Comcast beat Rupert Murdoch's Twenty-First Century Fox in the battle for Sky on Saturday after offering 30.6 billion pounds ($40 billion) in a dramatic auction to decide the fate of the pay-television group.
The U.S. cable giant bid 17.28 pounds a share for control of London-listed Sky, bettering a 15.67 pounds-a-share offer by Fox, Britain's Takeover Panel said.
Buying Sky will make Philadelphia-based Comcast, which owns the NBC network and Universal Pictures, the world's largest pay-TV operator with around 52 million customers.
Chairman and chief executive Brian Roberts have had his eye on Sky as a way to help counter declines in subscribers for traditional cable TV in its core U.S. market as viewers switch to video-on-demand services like Netflix and Amazon.
"This is a great day for Comcast," he said. "This acquisition will allow us to quickly, efficiently and meaningfully increase our customer base and expand internationally."
Comcast's knock-out offer thwarted Murdoch's long-held ambition to win control of Sky and is also a setback for U.S. entertainment giant Walt Disney which would have likely been its ultimate owner.
Disney has agreed a separate $71 billion deal to buy most of Fox's film and TV assets, including its existing 39 percent stake in Sky, and would have taken full ownership after a successful Fox takeover.
Comcast's final offer was a jump on its bid going into the auction of 14.75 pounds and compares with Sky's closing price of 15.85 pounds on Friday.
Comcast believed it needed to deliver a knock-out blow given that Fox's existing stake in Sky gave it a chance of victory if it was a close second to Comcast, two sources said.
Its final offer - more than double Sky's share price before Fox made its approach in December 2016 - quickly won the backing of Sky's independent directors on Saturday.
"We are recommending it as it represents materially superior value," said Martin Gilbert, chairman of Sky's independent committee. "We are focused on drawing this process to a successful and swift close and therefore urge shareholders to accept the recommended Comcast offer."
Fox noted the recommendation, saying it was considering options for its 39 percent stake and would make another announcement in due course.
"Sky is a remarkable story and we are proud to have played such a significant role in building the incredible value reflected today in Comcast's offer," Fox said.
Fox's holding, which Comcast's offer valued at more than $15 billion, stems from Murdoch's role in the creation of the company nearly three decades ago.
His younger son James was pivotal in building Sky into Europe's leading pay-TV operator as its former chief executive and current chairman.

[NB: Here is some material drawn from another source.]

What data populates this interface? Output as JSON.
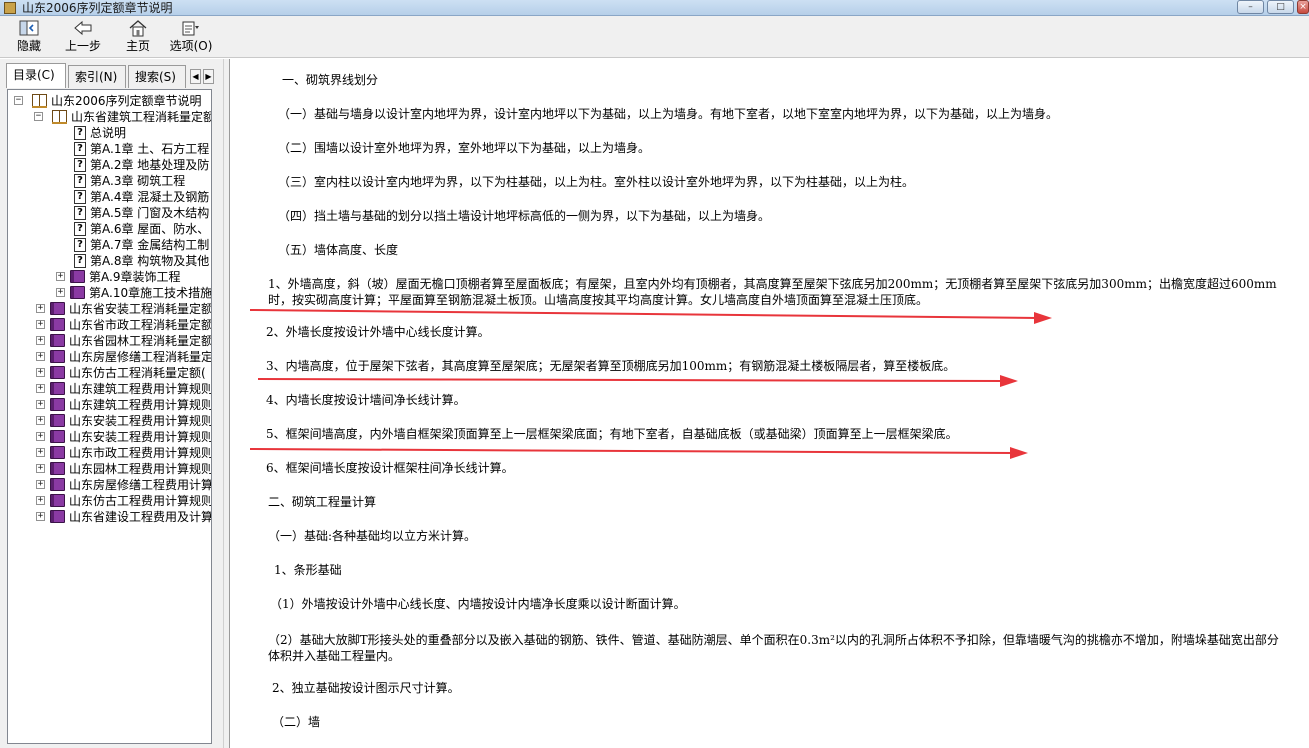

Comcast, which requires 50 percent plus one share of Sky's equity to win control, said it was also seeking to buy Sky shares in the market.
HUGE PRICE
One fund manager who holds Sky shares said nobody could complain about the Comcast price.
"The question now is if Fox actually sells out and if not can Comcast get to 50 percent," he said.
One banker involved in the auction said: "Did Comcast pay a lot more than they needed to?"
Sources familiar with the matter said Fox, Disney and Comcast had not been in discussions about the 39 percent stake.
The auction was a dramatic climax to a transatlantic bidding battle waged since February when Comcast gate-crashed Fox's takeover of Sky.
It is a blow to 87-year-old Murdoch, who tried to buy Sky eight years ago only for the bid to collapse in the fallout from a phone-hacking scandal at his British newspaper business.
Some politicians have opposed a deal, citing concerns about the influence Murdoch would wield over the UK's news agenda.
Fox made a string of concessions to assuage those worries and land a company that serves 23 million households in Britain, Ireland, Germany, Austria and Italy.
Sky's chief executive Jeremy Darroch said Comcast's victory was the beginning of a new chapter. "Sky has never stood still, and with Comcast, our momentum will only increase," he said.